Monday, February 11, 2008

Europe Needs Help

The following is my brief discussion of "The Silence Before Bach", a Spanish surrealist film about nothing but featuring prominently the music of perhaps my favorite composer, Johann Sebastian Bach.

***
First, here are the reactions of two friends and me upon the conclusion of the film:

Isaac: I need a domestic beer.
Angela (to me): You are not allowed to pick a movie ever again.
Me: Europe needs help.  (turns to Isaac) A domestic beer? Like a Budweiser Tall Boy, in a can?
Isaac: In a can, yes.
Angela: You wanted to see that just so you could watch a woman in a man's dress shirt, which was actually a robe, play a cello?  There's a website for that, you know....
Me: I had no idea.  I just wanted to hear the music.  I should have simply stayed home and listed to The Hilliard Ensemble and Till Fellner and spared myself the movie.  But the girl was kinda hot, you have to admit.  And the seeing-eye dog was funny.
Angela: I liked the dog.

***

I was skeptical going in, and my fears were affirmed.  The title itself implies the thesis of the film, one that is repeated so often as to be nearly dogmatic, at least when one first begins to learn the history of Western music.  Popular wisdom, this film included, would have us believe that nothing happened before J.S. Bach.

The film opens with the camera rolling slowly through a maze of white rooms in silence, only to be encroached upon at last by a musical droid in the form of a seemingly self-propelled player piano, which is playing a selection from the Goldberg Variations.  And thus we learn that, out of nowhere, J.S. Bach was there to break the silence and to bring color into the world.

As a performer of ancient music, I can most assuredly say that weird, lovely, and complex things were happening musically long before Bach came along.  In no way should this be seen as detracting from his genius or from his influence; it simply is the truth, and Bach himself would say the same.  

One of the most noxious parts of the film is a scene of the aforementioned nearly naked cello player's (much older) lover visiting a bookshop and discussing Bach with the shopkeeper.  At one point, the shopkeeper remarks, "Without Bach, God would be third-rate."

At this point the falsehood of the film became simply too much to bear; presumably the filmmaker is of the fashionable atheistic mindset so popular among the European intelligentsia.  He is presented with a dilemma, however, when making a film about the music of one of the most devoutly Christian composers of all time.  He can't come out and call Bach a fool for believing in God, because the genius of Bach is too well-known, too obvious, that to criticize Bach for his belief would be to lie.  So, instead, we are referred to a God so small and wretched as to require Bach to elevate Him in grandeur; Bach's work, in a sense, could be viewed from this perspective in the same way one might view an especially elaborate model railroad or doll house: spectacular, but a bit esoteric, such that one might remark, "he must have a lot of time on his hands."

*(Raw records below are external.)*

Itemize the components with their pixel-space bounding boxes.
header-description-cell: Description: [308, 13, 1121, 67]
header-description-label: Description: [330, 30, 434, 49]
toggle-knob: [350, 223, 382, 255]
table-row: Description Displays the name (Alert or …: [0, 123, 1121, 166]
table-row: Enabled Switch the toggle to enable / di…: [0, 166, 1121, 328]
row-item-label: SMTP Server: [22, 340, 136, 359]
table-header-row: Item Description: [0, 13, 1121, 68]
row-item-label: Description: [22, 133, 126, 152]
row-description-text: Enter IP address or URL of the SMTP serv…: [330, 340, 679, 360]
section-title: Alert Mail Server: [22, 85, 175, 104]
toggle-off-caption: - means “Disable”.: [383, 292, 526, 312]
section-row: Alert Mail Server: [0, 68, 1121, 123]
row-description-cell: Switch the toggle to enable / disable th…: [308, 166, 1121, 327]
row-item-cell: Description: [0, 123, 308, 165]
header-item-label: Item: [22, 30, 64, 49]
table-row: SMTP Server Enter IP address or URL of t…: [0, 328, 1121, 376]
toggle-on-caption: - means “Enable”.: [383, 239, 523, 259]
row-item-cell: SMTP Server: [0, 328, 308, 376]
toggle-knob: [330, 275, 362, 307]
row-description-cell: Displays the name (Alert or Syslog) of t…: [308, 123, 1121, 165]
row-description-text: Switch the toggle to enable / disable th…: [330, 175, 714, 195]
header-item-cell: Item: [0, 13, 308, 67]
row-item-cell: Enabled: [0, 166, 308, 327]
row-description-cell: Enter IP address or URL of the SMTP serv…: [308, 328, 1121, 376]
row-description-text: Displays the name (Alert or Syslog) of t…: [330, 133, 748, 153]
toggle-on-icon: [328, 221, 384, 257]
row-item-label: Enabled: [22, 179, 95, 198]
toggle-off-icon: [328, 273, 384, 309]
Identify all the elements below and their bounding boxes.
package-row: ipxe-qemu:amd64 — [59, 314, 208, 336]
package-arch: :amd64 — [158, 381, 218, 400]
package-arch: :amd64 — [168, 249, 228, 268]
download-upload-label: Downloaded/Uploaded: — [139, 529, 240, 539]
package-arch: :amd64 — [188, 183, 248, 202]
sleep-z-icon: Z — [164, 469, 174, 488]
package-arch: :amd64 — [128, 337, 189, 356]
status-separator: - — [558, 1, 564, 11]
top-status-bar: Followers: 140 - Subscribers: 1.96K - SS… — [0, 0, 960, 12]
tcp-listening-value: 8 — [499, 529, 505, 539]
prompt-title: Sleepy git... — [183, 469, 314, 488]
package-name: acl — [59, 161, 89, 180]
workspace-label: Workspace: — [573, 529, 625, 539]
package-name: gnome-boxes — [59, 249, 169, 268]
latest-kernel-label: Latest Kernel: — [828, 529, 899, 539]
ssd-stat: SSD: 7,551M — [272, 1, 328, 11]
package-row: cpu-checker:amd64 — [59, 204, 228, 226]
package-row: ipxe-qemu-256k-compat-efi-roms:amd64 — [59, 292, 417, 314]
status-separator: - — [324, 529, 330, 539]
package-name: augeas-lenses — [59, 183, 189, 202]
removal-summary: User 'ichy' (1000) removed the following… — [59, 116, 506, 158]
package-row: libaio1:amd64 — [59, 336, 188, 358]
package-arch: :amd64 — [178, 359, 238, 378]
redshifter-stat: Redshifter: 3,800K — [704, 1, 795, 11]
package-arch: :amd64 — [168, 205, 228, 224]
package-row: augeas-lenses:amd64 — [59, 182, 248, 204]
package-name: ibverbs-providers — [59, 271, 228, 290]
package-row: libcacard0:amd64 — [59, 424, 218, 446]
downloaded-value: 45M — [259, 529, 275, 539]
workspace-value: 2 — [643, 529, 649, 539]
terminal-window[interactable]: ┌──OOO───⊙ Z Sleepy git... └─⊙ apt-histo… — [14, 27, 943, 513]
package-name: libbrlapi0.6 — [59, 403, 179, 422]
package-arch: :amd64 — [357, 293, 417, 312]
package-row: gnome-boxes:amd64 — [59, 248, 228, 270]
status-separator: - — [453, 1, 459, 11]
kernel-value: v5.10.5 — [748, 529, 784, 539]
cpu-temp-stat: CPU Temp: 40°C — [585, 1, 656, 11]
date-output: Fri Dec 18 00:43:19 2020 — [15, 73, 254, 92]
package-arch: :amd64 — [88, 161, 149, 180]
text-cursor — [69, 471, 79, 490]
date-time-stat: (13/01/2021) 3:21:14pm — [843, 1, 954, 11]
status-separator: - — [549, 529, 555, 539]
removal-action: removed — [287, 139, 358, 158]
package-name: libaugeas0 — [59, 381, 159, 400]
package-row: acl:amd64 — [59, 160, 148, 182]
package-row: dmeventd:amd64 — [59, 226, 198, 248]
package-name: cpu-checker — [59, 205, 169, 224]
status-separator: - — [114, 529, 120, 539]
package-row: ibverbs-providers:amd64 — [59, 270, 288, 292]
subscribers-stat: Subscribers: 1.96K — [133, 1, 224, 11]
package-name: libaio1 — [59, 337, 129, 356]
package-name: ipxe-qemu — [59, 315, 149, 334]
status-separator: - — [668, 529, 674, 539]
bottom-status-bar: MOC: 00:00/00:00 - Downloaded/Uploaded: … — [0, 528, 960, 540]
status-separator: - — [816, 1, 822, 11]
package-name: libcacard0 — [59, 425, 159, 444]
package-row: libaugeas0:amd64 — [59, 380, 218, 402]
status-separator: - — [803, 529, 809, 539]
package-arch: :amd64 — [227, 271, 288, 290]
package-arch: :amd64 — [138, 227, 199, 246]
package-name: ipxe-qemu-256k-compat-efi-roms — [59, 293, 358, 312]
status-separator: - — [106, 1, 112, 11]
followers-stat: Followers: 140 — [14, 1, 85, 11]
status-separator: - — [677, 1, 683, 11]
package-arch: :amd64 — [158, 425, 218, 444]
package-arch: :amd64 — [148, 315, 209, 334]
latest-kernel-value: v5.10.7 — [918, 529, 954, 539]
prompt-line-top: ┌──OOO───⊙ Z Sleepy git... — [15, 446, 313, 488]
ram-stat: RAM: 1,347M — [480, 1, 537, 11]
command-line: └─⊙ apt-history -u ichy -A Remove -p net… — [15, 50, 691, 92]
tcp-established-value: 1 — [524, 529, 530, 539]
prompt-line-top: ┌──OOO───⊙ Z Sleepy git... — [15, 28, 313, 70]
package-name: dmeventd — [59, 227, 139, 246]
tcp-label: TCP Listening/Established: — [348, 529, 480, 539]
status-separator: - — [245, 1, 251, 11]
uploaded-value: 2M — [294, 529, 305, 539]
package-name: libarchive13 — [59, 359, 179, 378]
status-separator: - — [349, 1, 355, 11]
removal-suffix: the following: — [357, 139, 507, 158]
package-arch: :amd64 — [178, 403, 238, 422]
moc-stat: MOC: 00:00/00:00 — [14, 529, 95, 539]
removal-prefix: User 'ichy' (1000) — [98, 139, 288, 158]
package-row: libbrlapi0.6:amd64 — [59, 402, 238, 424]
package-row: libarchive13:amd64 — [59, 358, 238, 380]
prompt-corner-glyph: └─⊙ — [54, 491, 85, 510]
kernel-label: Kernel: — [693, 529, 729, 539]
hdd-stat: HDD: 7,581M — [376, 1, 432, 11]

I suspect Bach would disagree.  I imagine, in fact, that he would have said (perhaps during his 400 km long journey on foot to meet Buxtehude), "Without Him, I would be third-rate."  That same journey, made when he was still a young man, testifies to the sounds that filled the Earth when Bach was alive.  If the world were truly silent, he would not have set out at all. 

As I noted above, I perform ancient music; I sing contrapuntal sacred polyphonic music by such composers as Josquin Des Pres, Thomas Tallis, William Byrd, Pierluigi da Palestrina, Orlando de Lassus, Tomas Luis de Victoria, and Johannes Ockeghem.  Most people have heard very little of those composers, and yet, when they hear the music for the first time, they are struck by the beauty and intricacy of it.

J.S. Bach is one of the bridges between us and that world; for it was Bach who took the old music to new heights and refined it in the process, making it his and bestowing it, in turn, upon us.  Listen to Josquin or the other great Renaissance masters and you'll hear The Art of Fugue and The Well-Tempered Clavier in there, waiting to come out.  And then along came Bach, who brought it out, and in the process made the rafters of Heaven ring.